January was a good month for me, reading-wise. In real life, I fell over on Boxhill which meant my joint issues flared up, so I was home sick for a couple of weeks and then I gave notice at my job after they informed me my job role was being ‘retired shortly’. So now I have plenty of time for reading!
I went with a mixture of new and rereads this month as I continue to fill the gaps in my shelves, and spend my Christmas Waterstones vouchers!
The final book in the All Souls Trilogy came out while I was on my book buying ban, so having picked up The Book of Life I had to reread the first two as well. A Discovery of Witches is an incredible and in-depth introduction to the world of witches, vampires and daemons which Deborah Harkness has wrought, but Shadow of Night is still my favourite, even after reading the finale. Diana and Matthew go back in time to the court of Queen Elizabeth, they travel to Prague, and stay with Matthew’s father in France. I love reading historical fiction, particularly when laced with magic, intrigue and adventure – or the hunt for a valuable book – and Shadow of Night ticked all those boxes for me.
My Mum finally finished Connie Willis’ Blackout and All Clear and returned them to me over the holidays and I reread them the first chance I had. Despite claiming after A-Level that I never wanted to hear anything about WWII ever again, these are two of my favourite books.

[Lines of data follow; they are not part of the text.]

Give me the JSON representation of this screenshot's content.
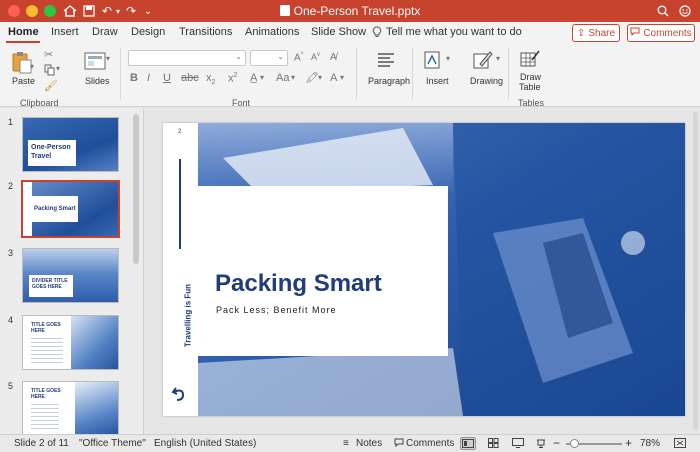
{
  "app": {
    "document_title": "One-Person Travel.pptx"
  },
  "tabs": [
    "Home",
    "Insert",
    "Draw",
    "Design",
    "Transitions",
    "Animations",
    "Slide Show"
  ],
  "tell_me": "Tell me what you want to do",
  "share_label": "Share",
  "comments_label": "Comments",
  "ribbon": {
    "paste": "Paste",
    "slides": "Slides",
    "paragraph": "Paragraph",
    "insert": "Insert",
    "drawing": "Drawing",
    "draw_table_1": "Draw",
    "draw_table_2": "Table",
    "group_clipboard": "Clipboard",
    "group_font": "Font",
    "group_tables": "Tables"
  },
  "thumbnails": [
    {
      "num": "1",
      "title": "One-Person Travel"
    },
    {
      "num": "2",
      "title": "Packing Smart"
    },
    {
      "num": "3",
      "title": "DIVIDER TITLE GOES HERE"
    },
    {
      "num": "4",
      "title": "TITLE GOES HERE"
    },
    {
      "num": "5",
      "title": "TITLE GOES HERE"
    }
  ],
  "slide": {
    "page_number": "2",
    "vertical_text": "Travelling is Fun",
    "title": "Packing Smart",
    "subtitle": "Pack Less; Benefit More"
  },
  "status": {
    "slide_of": "Slide 2 of 11",
    "theme": "\"Office Theme\"",
    "language": "English (United States)",
    "notes": "Notes",
    "comments": "Comments",
    "zoom": "78%"
  },
  "colors": {
    "accent": "#c8432e",
    "slide_blue": "#1f4e9a",
    "title_navy": "#1f3d7a"
  },
  "icons": [
    "home-icon",
    "save-icon",
    "undo-icon",
    "redo-icon",
    "search-icon",
    "smiley-icon",
    "share-icon",
    "comment-icon",
    "lightbulb-icon"
  ]
}
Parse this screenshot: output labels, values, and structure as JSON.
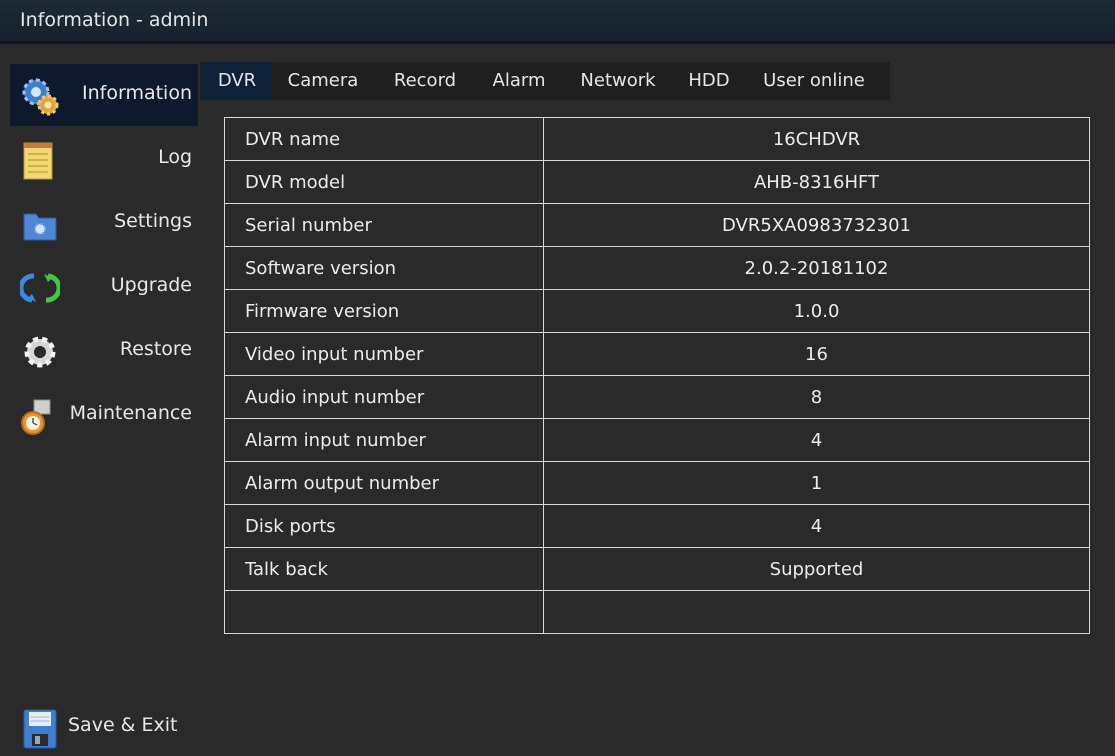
{
  "window": {
    "title": "Information - admin"
  },
  "sidebar": {
    "items": [
      {
        "label": "Information",
        "icon": "gears-icon",
        "active": true
      },
      {
        "label": "Log",
        "icon": "notepad-icon",
        "active": false
      },
      {
        "label": "Settings",
        "icon": "settings-folder-icon",
        "active": false
      },
      {
        "label": "Upgrade",
        "icon": "refresh-arrows-icon",
        "active": false
      },
      {
        "label": "Restore",
        "icon": "gear-icon",
        "active": false
      },
      {
        "label": "Maintenance",
        "icon": "clock-calendar-icon",
        "active": false
      }
    ],
    "save_exit": {
      "label": "Save & Exit",
      "icon": "floppy-disk-icon"
    }
  },
  "tabs": [
    {
      "label": "DVR",
      "active": true
    },
    {
      "label": "Camera",
      "active": false
    },
    {
      "label": "Record",
      "active": false
    },
    {
      "label": "Alarm",
      "active": false
    },
    {
      "label": "Network",
      "active": false
    },
    {
      "label": "HDD",
      "active": false
    },
    {
      "label": "User online",
      "active": false
    }
  ],
  "info_table": {
    "rows": [
      {
        "key": "DVR name",
        "value": "16CHDVR"
      },
      {
        "key": "DVR model",
        "value": "AHB-8316HFT"
      },
      {
        "key": "Serial number",
        "value": "DVR5XA0983732301"
      },
      {
        "key": "Software version",
        "value": "2.0.2-20181102"
      },
      {
        "key": "Firmware version",
        "value": "1.0.0"
      },
      {
        "key": "Video input number",
        "value": "16"
      },
      {
        "key": "Audio input number",
        "value": "8"
      },
      {
        "key": "Alarm input number",
        "value": "4"
      },
      {
        "key": "Alarm output number",
        "value": "1"
      },
      {
        "key": "Disk ports",
        "value": "4"
      },
      {
        "key": "Talk back",
        "value": "Supported"
      },
      {
        "key": "",
        "value": ""
      }
    ]
  },
  "colors": {
    "active_bg": "#0d1a2e",
    "tab_active_bg": "#0f2039",
    "background": "#2a2a2a"
  }
}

They follow the fates of three time travellers from 2060 who are visiting the 1940s to study various aspects of the WWII home-front. Evacuees, shop girls on Oxford Street, the heroes of Dunkirk, the women of the FANY, the fire guard of St Pauls and more. The level of tension is ramped up for the time travellers – while they can memorise every dangerous area to avoid during their trip, they find themselves trapped in the 1940s, having to find each other, survive the war and try to find a way back to 2060. They’re nail-biting, absorbing, exciting and informative all at once!
I need to read The House of Shattered Wings by Aliette de Bodard again soon, I think. There was so much to take it, and I basically devoured the book in a couple of days. Set in a ruined Paris, we’re quickly introduced to Phillipe and Isabelle, with little idea who they are or what they are capable of – both mysteries which gradually unfold throughout the immersive plot. I was consumed with curiosity that I raced through fallen angels, mysterious warriors, dragons, ruined department stores, addicted alchemists, gothic cathedrals and political intrigues, and I was left bereft at the end! I’ll be writing a longer review of this soon.
Another one to devote a longer post to later is Nnedi Okorafor’s Lagoon. Aliens come to earth and the first creatures which they meet are the sealife off the coasts of Lagos, Nigeria. Having given the sea creatures everything they want, the aliens turn to humans, kidnapping three people who meet seemingly by coincidence but it transpires throughout the story that they are each special in their own way. I generally avoid gritty novels with guns and riots, but this was so well written that I had no intention of stopping reading. It reminded me a bit of Zoo City by Lauren Beukes, which starts off urban and detective and eventually descends into a particularly harrowing scene which gave me nightmares for a while.
Finally, I have been wanting to reread Cassandra Clare’s The Infernal Devices trilogy for ages, but never got around to getting hold of Clockwork Angel until now! I much prefer The Infernal Devices to The Mortal Instruments. They’re set in Victorian London, there are clockwork creatures, and the heroine manages to rescue herself on more than one occasion.
It occurs to me that most of my historical knowledge comes from reading historical fiction, much of which is fantastical. I’m currently reading Midnight Never Come by Marie Brennan, which is also set during Elizabethan times, and all I have to compare it to is Shadow of Night for accuracy!